Africa is definitely growing on me. I’m not just talking about the amoebas and jungle funk. The first time I felt that “connection” to Africa that I hear from people who have traveled here, or want to travel here, or love Africa (for whatever reason, I didn’t really get it), was when I noticed my extremely heightened sense of smell. I’m starting to notice things I would never have in the states. The way the breeze wafts over toward me sometimes I can tell exactly what’s going on with my neighbors: tea time, roasting corn over hot coals, making shea or peanut butter, washing clothes. Malians are 90% Muslims, but I know there are Christians in my village because I smelled pork cooking the other day.
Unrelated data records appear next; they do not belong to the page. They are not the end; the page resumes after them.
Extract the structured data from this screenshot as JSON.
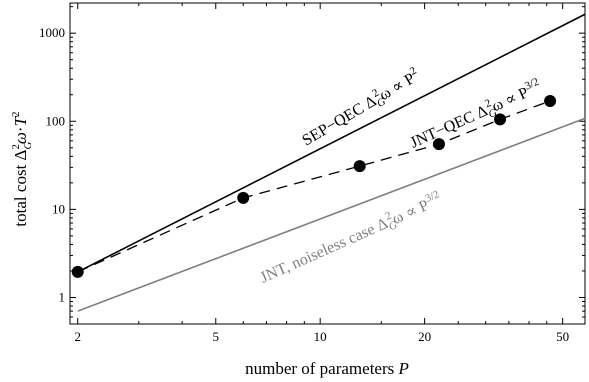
{
  "chart_data": {
    "type": "scatter",
    "xlabel": "number of parameters P",
    "ylabel": "total cost Δ_G²ω·T²",
    "xscale": "log",
    "yscale": "log",
    "xlim": [
      1.9,
      58
    ],
    "ylim": [
      0.5,
      2200
    ],
    "x_ticks_major": [
      2,
      5,
      10,
      20,
      50
    ],
    "x_tick_labels": [
      "2",
      "5",
      "10",
      "20",
      "50"
    ],
    "y_ticks_major": [
      1,
      10,
      100,
      1000
    ],
    "y_tick_labels": [
      "1",
      "10",
      "100",
      "1000"
    ],
    "grid": false,
    "series": [
      {
        "name": "SEP–QEC Δ_G²ω ∝ P²",
        "style": "solid",
        "color": "#000000",
        "x": [
          2,
          58
        ],
        "y": [
          1.95,
          1640
        ]
      },
      {
        "name": "JNT–QEC Δ_G²ω ∝ P^{3/2}",
        "style": "dashed",
        "color": "#000000",
        "x": [
          2,
          6,
          13,
          22,
          33,
          46
        ],
        "y": [
          1.95,
          13.5,
          31,
          55,
          105,
          170
        ]
      },
      {
        "name": "JNT, noiseless case Δ_G²ω ∝ P^{3/2}",
        "style": "solid",
        "color": "#808080",
        "x": [
          2,
          58
        ],
        "y": [
          0.7,
          108
        ]
      }
    ],
    "points": {
      "x": [
        2,
        6,
        13,
        22,
        33,
        46
      ],
      "y": [
        1.95,
        13.5,
        31,
        55,
        105,
        170
      ]
    },
    "annotations": [
      {
        "text_prefix": "SEP−QEC Δ",
        "text_suffix": "ω ∝ P",
        "superscript": "2",
        "color": "#000000"
      },
      {
        "text_prefix": "JNT−QEC Δ",
        "text_suffix": "ω ∝ P",
        "superscript": "3/2",
        "color": "#000000"
      },
      {
        "text_prefix": "JNT, noiseless case Δ",
        "text_suffix": "ω ∝ P",
        "superscript": "3/2",
        "color": "#808080"
      }
    ]
  }
}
At first I thought my nostrils were playing a trick on me and I just missed Beach Haven that bad because I was reminded of those mornings I would wake up and know that Biggie was downstairs in the kitchen preparing one of her amazingly sinful breakfasts of fried tomatoes or blueberry pancakes and always bacon…lots of bacon, crispy and charred for everyone, but a special plate of limpy and undercooked pig for Grumpa and Uncle Al. They like their eggs runny too. I confirmed the Christian inhabitants in my village the following day when a light breeze sent the aroma of pork chops over to my concession and I knew it had to be pig. No cow could smell that good and make me wish I had a jar of applesauce at my disposal.
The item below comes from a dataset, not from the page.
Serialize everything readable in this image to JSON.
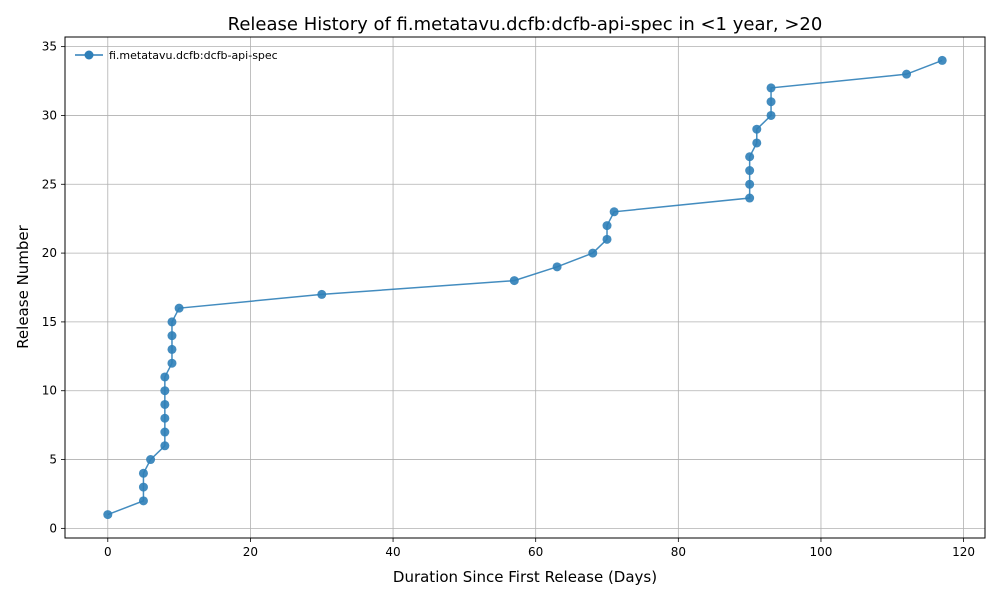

I did something today, Mom! (I know I already called you to tell you all about it, but I thought I’d share this one on the blog too) I set up a time to chat with the women in the Maternity CSCOM (health clinic) in my village and they said they would be more than happy for me to come in and observe/assist them on Sundays and Tuesdays when all the pregnant women come in for their open clinic checkups. I was lucky to have Yagare here with me for my first time going to the clinic so she could fill in the blanks in translation and let them know why I was there and how I could help/observe. I sat in the clinic room while women came in one by one to get their bellies measured, a basic obstetrics exam, and an HIV test. The first test I witnessed was another one of those profound “holy shit I’m in Africa and I’m watching a pregnant woman get an HIV test where she’ll find out in about four minutes whether or not she and possibly her baby have HIV” moments. I felt a little light headed. All the results were negative, I ni ce Allah, because I could not handle that on my first day. Twenty or so women came in, each one climbed up on the rusty metal table, lay their pagnes (cloth wrapped skirt) at their sides, while the Attending, donning a threadbare lab coat, long flowing colorful pagne and matching head wrap examined them. “Is there anything hurting you?” All of them replied with a simple “Nothing at all.” Then women in their last few months were encouraged to come back when they were in labor because it’s safer to give birth in the clinic than at home. They were directed to the male doctor in the adjoining building to get an anti-malarial shot and some prenatal vitamins.

During an examination, I almost missed a woman walk through the room into the back birthing room wearing all black, her face covered. I didn’t think much of it until the midwife turned to me and asked, “Do you want to help deliver her baby? She’s 5 cm dilated right now.” “Right now? She’s delivering right now?” I asked. “Not right now, but soon. Do you want to watch?” I felt so unqualified and nervous and anxious but knew that I desperately wanted to be a part of it, so of course I said “yes.” When the time came, I walked into the adjoining room and felt helpless as I stood behind the once head to toe covered woman splayed out completely naked on a metal table, obviously in pain, but not making a sound. I couldn’t believe how quiet she was, and so was the midwife who was assisting her. I helped swab her leg for an injection then got shuffled around to the receiving end and watched the “miracle of life.” The last thing I remember before passing out was when the midwife tossed the newborn into a dirty sink, then threw some water from a cup onto it and walked away into the next room, the mother still laying on the cold metal table with a bed pan under her, catching the leftovers.

I came to, sitting up in a chair with a cup of water in my hand, the women were chuckling to themselves and I felt like a complete idiot. I can’t wait to go back on Tuesday.